A loud, boisterous,quick-witted gentleman from Verona.

Hunter for a wife

Petruchio comes to Padua to find a wife and finds a perfect fit, Kate. Kate was shrewishness women. Petuchio was warned about this but he hoped to silence her tongue and temper with his own. Though he declares his object is only to wive wealthily, and Grumio says he'd marry any foul old hag with money, He ridicules her in such a pleasant, madcap fashion, that one can't help liking him.


Love is a game

Pretuchio makes Kate beg for Grumio; will give no choleric food to choleric folk; in fact he "kills her in her own humour"; tames her by pretended love; starves her till she thanks him for meat he's dressed; and then when her food has made her saucy, and she rebels again about her dress (which was indeed enough to make the most angelic woman's temper rise), he beats her in the old way by pretending to sympathize with her.
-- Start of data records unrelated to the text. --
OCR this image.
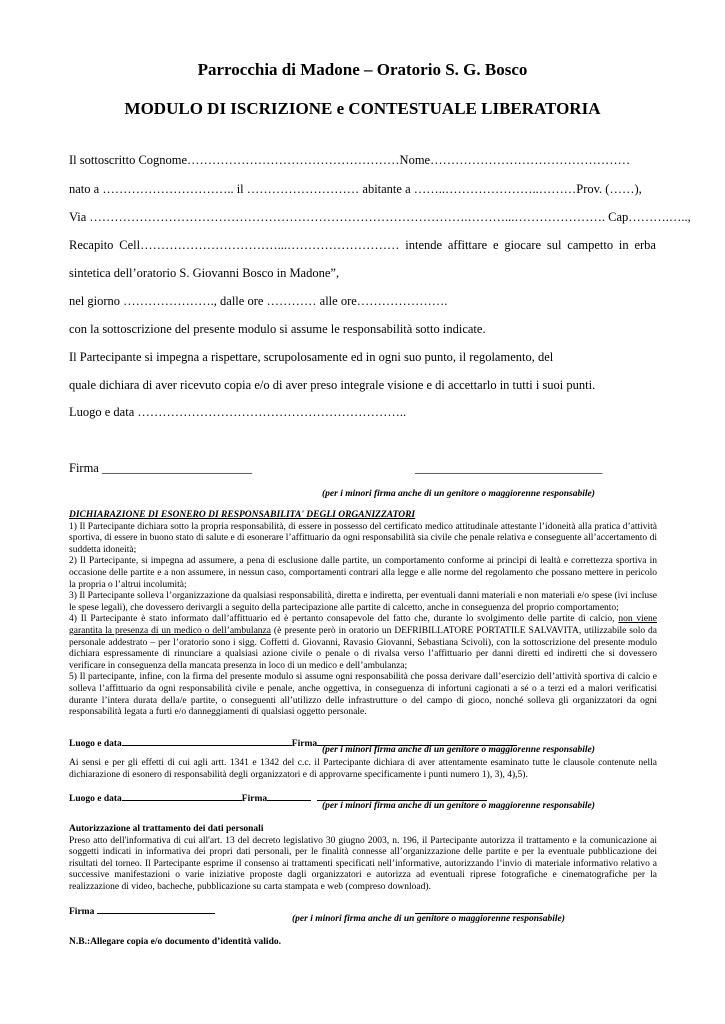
Parrocchia di Madone – Oratorio S. G. Bosco
MODULO DI ISCRIZIONE e CONTESTUALE LIBERATORIA
Il sottoscritto Cognome……………………………………………Nome…………………………………………
nato a ………………………….. il ……………………… abitante a ……..…………………..………Prov. (……),
Via ……………………………………………………………………………….………...…………………. Cap……….…..,
Recapito Cell……………………………...……………………… intende affittare e giocare sul campetto in erba
sintetica dell’oratorio S. Giovanni Bosco in Madone”,
nel giorno …………………., dalle ore ………… alle ore………………….
con la sottoscrizione del presente modulo si assume le responsabilità sotto indicate.
Il Partecipante si impegna a rispettare, scrupolosamente ed in ogni suo punto, il regolamento, del
quale dichiara di aver ricevuto copia e/o di aver preso integrale visione e di accettarlo in tutti i suoi punti.
Luogo e data ………………………………………………………..
Firma ________________________	______________________________
(per i minori firma anche di un genitore o maggiorenne responsabile)

DICHIARAZIONE DI ESONERO DI RESPONSABILITA' DEGLI ORGANIZZATORI

1) Il Partecipante dichiara sotto la propria responsabilità, di essere in possesso del certificato medico attitudinale attestante l’idoneità alla pratica d’attività sportiva, di essere in buono stato di salute e di esonerare l’affittuario da ogni responsabilità sia civile che penale relativa e conseguente all’accertamento di suddetta idoneità;

2) Il Partecipante, si impegna ad assumere, a pena di esclusione dalle partite, un comportamento conforme ai principi di lealtà e correttezza sportiva in occasione delle partite e a non assumere, in nessun caso, comportamenti contrari alla legge e alle norme del regolamento che possano mettere in pericolo la propria o l’altrui incolumità;

3) Il Partecipante solleva l’organizzazione da qualsiasi responsabilità, diretta e indiretta, per eventuali danni materiali e non materiali e/o spese (ivi incluse le spese legali), che dovessero derivargli a seguito della partecipazione alle partite di calcetto, anche in conseguenza del proprio comportamento;

4) Il Partecipante è stato informato dall’affittuario ed è pertanto consapevole del fatto che, durante lo svolgimento delle partite di calcio, non viene garantita la presenza di un medico o dell’ambulanza (è presente però in oratorio un DEFRIBILLATORE PORTATILE SALVAVITA, utilizzabile solo da personale addestrato – per l’oratorio sono i sigg. Coffetti d. Giovanni, Ravasio Giovanni, Sebastiana Scivoli), con la sottoscrizione del presente modulo dichiara espressamente di rinunciare a qualsiasi azione civile o penale o di rivalsa verso l’affittuario per danni diretti ed indiretti che si dovessero verificare in conseguenza della mancata presenza in loco di un medico e dell’ambulanza;

5) Il partecipante, infine, con la firma del presente modulo si assume ogni responsabilità che possa derivare dall’esercizio dell’attività sportiva di calcio e solleva l’affittuario da ogni responsabilità civile e penale, anche oggettiva, in conseguenza di infortuni cagionati a sé o a terzi ed a malori verificatisi durante l’intera durata della/e partite, o conseguenti all’utilizzo delle infrastrutture o del campo di gioco, nonché solleva gli organizzatori da ogni responsabilità legata a furti e/o danneggiamenti di qualsiasi oggetto personale.

Luogo e data	Firma
(per i minori firma anche di un genitore o maggiorenne responsabile)
Ai sensi e per gli effetti di cui agli artt. 1341 e 1342 del c.c. il Partecipante dichiara di aver attentamente esaminato tutte le clausole contenute nella dichiarazione di esonero di responsabilità degli organizzatori e di approvarne specificamente i punti numero 1), 3), 4),5).
Luogo e data	Firma
(per i minori firma anche di un genitore o maggiorenne responsabile)

Autorizzazione al trattamento dei dati personali

Preso atto dell'informativa di cui all'art. 13 del decreto legislativo 30 giugno 2003, n. 196, il Partecipante autorizza il trattamento e la comunicazione ai soggetti indicati in informativa dei propri dati personali, per le finalità connesse all’organizzazione delle partite e per la eventuale pubblicazione dei risultati del torneo. Il Partecipante esprime il consenso ai trattamenti specificati nell’informative, autorizzando l’invio di materiale informativo relativo a successive manifestazioni o varie iniziative proposte dagli organizzatori e autorizza ad eventuali riprese fotografiche e cinematografiche per la realizzazione di video, bacheche, pubblicazione su carta stampata e web (compreso download).

Firma
(per i minori firma anche di un genitore o maggiorenne responsabile)
N.B.:Allegare copia e/o documento d’identità valido.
Then he stops her going home, because she won't say two is seven.

When she gives in, he no doubt tries her too hardly, but then she has tried him before, and the result is that they two alone are married, while the other two, Hortensio and Lucentio, are only "sped." ("Let us hope though," says Miss Constance O'Brien, "that Petruchio gave up choosing Kate's dresses and caps.") If Petruchio is not a gentleman, and Kate not a lady, their day differed from ours: they were a happy couple, we may be sure. Kate would obey him with a will, for her husband had fairly beaten her at her own game, and won her respect.